Overview of Guitar Anatomy for Beginners
Chances are you already know the anatomy of a guitar and the sum of all its parts, but just in case you don't let's just run a few things past you as they are mentioned here and there on this site.
The various main exterior components have the same names for both electric and acoustic models.
The body and the neck are obvious to anyone I would think, acoustic guitars have a deep, hollow body with a sound hole, electric guitar bodies are almost always solid wood, with few hollow-bodied exceptions.
In between there are electrified accoustics which can be played as an accoustic or plugged into an amplifier to increase volume. Electro-accoustics are a compromise and not as good the best acoustic or electric models.
The metal string tensioners at the top of the neck are called machine heads (Heavy Rock fans check out the awesome Deep Purple album called Machine Head)
The plastic, metal, bone or ivory strip with grooves in where the strings enter the neck is called the 'The Nut' and at the opposite end of the neck where the string anchors are, the strings run over the 'Bridge' before passing into their anchor points.
Some electric guitars have the superb Floyd Rose patent bridge system with string locking at the nut end, bridge and fine adjustment turnscrews at the bridge end. This system prevent guitars going out tune easily when there's lots of string bending going on, and makes fine tuning simple and very fast.
Depending on the model of guitar, the body may include a couple of tone knobs and a selective switch for the pickups, which gives you a choice of 1,2 or 3 active pickups, depending on how many are fitted to the guitar.
Many makes of guitar, notably Fender models, have a steel bolt, called a truss rod, which goes right through the neck and into the body, this is tensioned to curve the neck to a precise degree, never mess about with this bolt or you will screw up your guitar's tone, and you will have to take it to a luthier and have it re-tensioned.
In Gibson guitars the neck is glued into the body, no bolts are used, i.e. wood-to-wood, which in theory creates a superior tone and greater sustain of the note(s) being played, (which it does).
The metals bits across the neck are called frets, and the inlaid spots on the fingerboard at frets 3,5,7,9, 15, 17, 19, are fret markers with a double spot on fret 12 where the open string tuning repeats EADGBE, with standard tuning. The double dot on the twelvth fret helps you visually keep track of where you are on the fretboard.
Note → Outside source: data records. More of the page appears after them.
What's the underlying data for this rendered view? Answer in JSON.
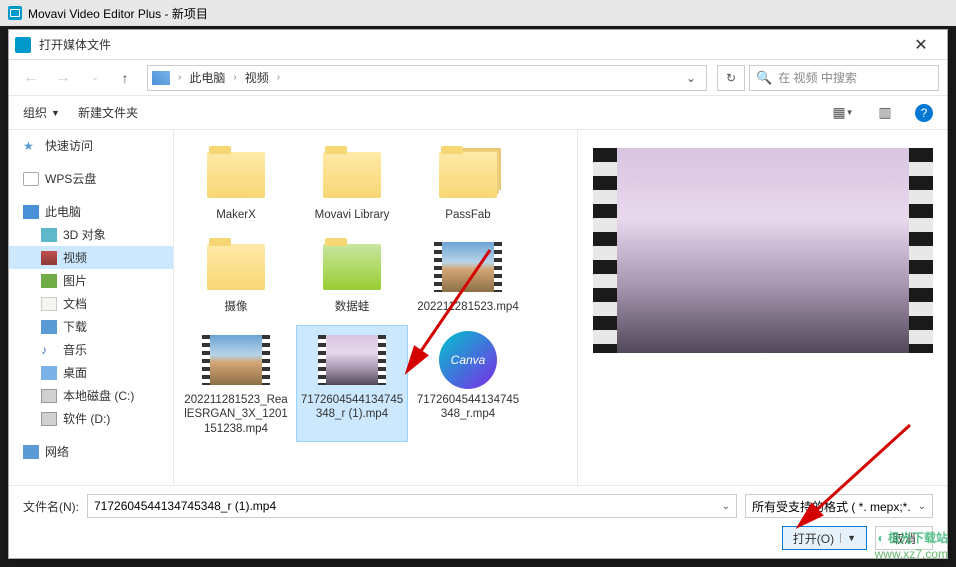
{
  "app": {
    "title": "Movavi Video Editor Plus - 新项目"
  },
  "dialog": {
    "title": "打开媒体文件"
  },
  "breadcrumb": {
    "root": "此电脑",
    "seg2": "视频"
  },
  "search": {
    "placeholder": "在 视频 中搜索"
  },
  "toolbar": {
    "organize": "组织",
    "newfolder": "新建文件夹"
  },
  "tree": {
    "quick": "快速访问",
    "wps": "WPS云盘",
    "pc": "此电脑",
    "d3": "3D 对象",
    "video": "视频",
    "pic": "图片",
    "doc": "文档",
    "dl": "下载",
    "music": "音乐",
    "desk": "桌面",
    "cdrive": "本地磁盘 (C:)",
    "ddrive": "软件 (D:)",
    "net": "网络"
  },
  "files": {
    "f1": "MakerX",
    "f2": "Movavi Library",
    "f3": "PassFab",
    "f4": "摄像",
    "f5": "数据蛙",
    "f6": "202211281523.mp4",
    "f7": "202211281523_RealESRGAN_3X_1201151238.mp4",
    "f8": "7172604544134745348_r (1).mp4",
    "f9": "7172604544134745348_r.mp4"
  },
  "canva": "Canva",
  "bottom": {
    "fn_label": "文件名(N):",
    "fn_value": "7172604544134745348_r (1).mp4",
    "filter": "所有受支持的格式 ( *. mepx;*.",
    "open": "打开(O)",
    "cancel": "取消"
  },
  "watermark": {
    "name": "极光下载站",
    "url": "www.xz7.com"
  }
}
Frets are generally quite a soft alloy, and constant string bending and vibrato will eventually wear a groove in them, which in turn will affect the sound of the note being played. Beginners will usually wear frets quite considerably, because of excessive pressure applied to the strings, it takes a lot of practice to get it 'just right'.
Fortunately frets can be re-profiled (filed by hand) before needing to be replaced, both of these jobs require a lot of skill and should be entrusted to a luthier or local guitar shop.
The big bar shaped things in the body are the pickups, these may be single or double coil, and are electric coils that transmit the string vibration to the amplifier so you get some noise out the speaker. Pick-ups greatly affect the sound of guitar, note the difference in sound say between the rich, chunky sound of a Gibson Les Paul and the thin, crystal-clear tone of a Fender Strat.
The majority of electric guitars, especially those aimed at playing rock music have a long metal tremolo arm fitted to the bridge plate, moving this arm up or down changes string tension, thus the pitch of the notes played, the undisputed master of tremolo arm use is, and probably always will be is, Jimi Hendrix.